The children of God in this world do not suffer less, but more than unbelievers. For the devil and the wicked world are against them; they are also harassed by their own flesh and blood, which it is their duty to crucify and which it is also their desire to crucify; and God chastises them in Fatherly mercy, it is true; but it still smarts. The narrow way, which leads to heaven, is beset with afflictions. Where does that narrow way lead? To heaven. Ah! so it is. That comforts and quickens. The narrow way of suffering leads to heaven, to the fullness of eternal life. The broad way, the way of the ungodly world, so agreeable to flesh and blood, leads not to life, but to damnation. Therefore, as the children of God, we surely want to walk the narrow way. And the heavenly glory which has been promised to all of God’s people, that glory which awaits us at the end of the narrow way, that glory which follows upon the sufferings of this present time, that glory is so exceedingly great, and everlasting, “that the sufferings of this present time are not worthy to be compared with [that] glory;” these sufferings are as nothing when considered alongside of the glory of heaven.

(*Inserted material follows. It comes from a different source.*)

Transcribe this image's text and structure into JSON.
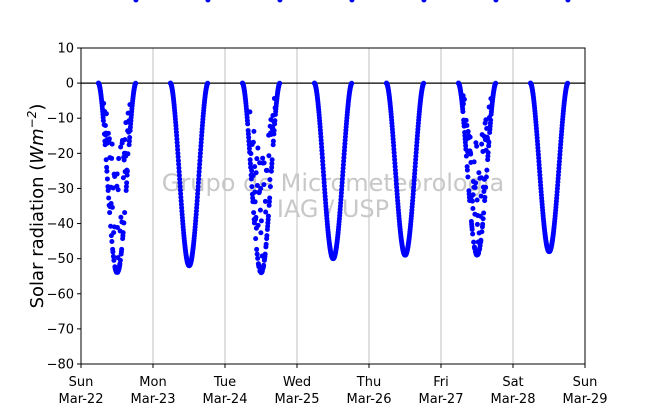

In consideration of this glory, we are to gladly bear the sufferings which the trusty hand of God allows to visit us on our pilgrimage to heaven. These afflictions are not given us for our detriment, but for our benefit, to focus us on our need of God’s grace in order to remain “faithful” (Revelation 2:10) until the end of our earthly life. Shall we be put to shame by the ungodly people of this world who, to acquire some earthly treasure, some temporal good, often undergo grievous hardships and misery without minding these at all? Yet, how often are they disappointed in the results of all their efforts? Their earthly treasure, their fortune, may vanish away. But we, the children of God, shall not be disappointed in “the glory which shall be revealed in us” in heaven. We shall most certainly obtain the glory which shall be revealed in us; for God is true, who promises these blessings to us; He “cannot lie” (Titus 1:2). And this glory of heaven is “incorruptible, and undefiled, and that fadeth not away” (I Peter 1:4); this heavenly inheritance will not vanish away from us. All other treasures vanish, but we, “the righteous” (Psalm 1:6), shall remain, by God’s grace alone, in possession of our inheritance in all eternity.
Therefore, with the glory of heaven waiting for us and all believers, continue to willingly suffer, O Christian, whatever falls to your lot. God will give you the strength to “bear it” (I Corinthians 10:13). He will give you “grace to help in time of need” (Hebrews 4:16). “O give thanks unto the Lord, for He is good, for His mercy endureth forever” (Psalm 136:1)!
PRAYER – Lord, my God, right well do I know that the sufferings of this present time are not worthy to be compared with the glory which is to be revealed in me, yes, in me. But Thou knowest how weak and faint-hearted I am at times, and how easily I become discouraged. Have mercy upon me, faithful, gracious God, and help me, with Thy living, powerful Word, the sword of the Spirit, no matter what sufferings come into my life, to focus more and more on that “inheritance incorruptible, and undefiled, and that fadeth not away, reserved in heaven for [me]” (I Peter 1:4). This I pray for Jesus’ sake. Amen.
This I believe, yea, rather, of this I make my boast;
that God is my dear Father, the Friend who loves me most;
and that, whate’er betide me, my Savior is at hand,
through stormy seas to guide me, and bring me safe to land.
My heart for joy is springing and can no more be sad;
‘tis full of mirth and singing, sees naught but sunshine glad.
The Sun that cheers my spirit, is Jesus Christ, my King;
that which I shall inherit, makes me rejoice and sing.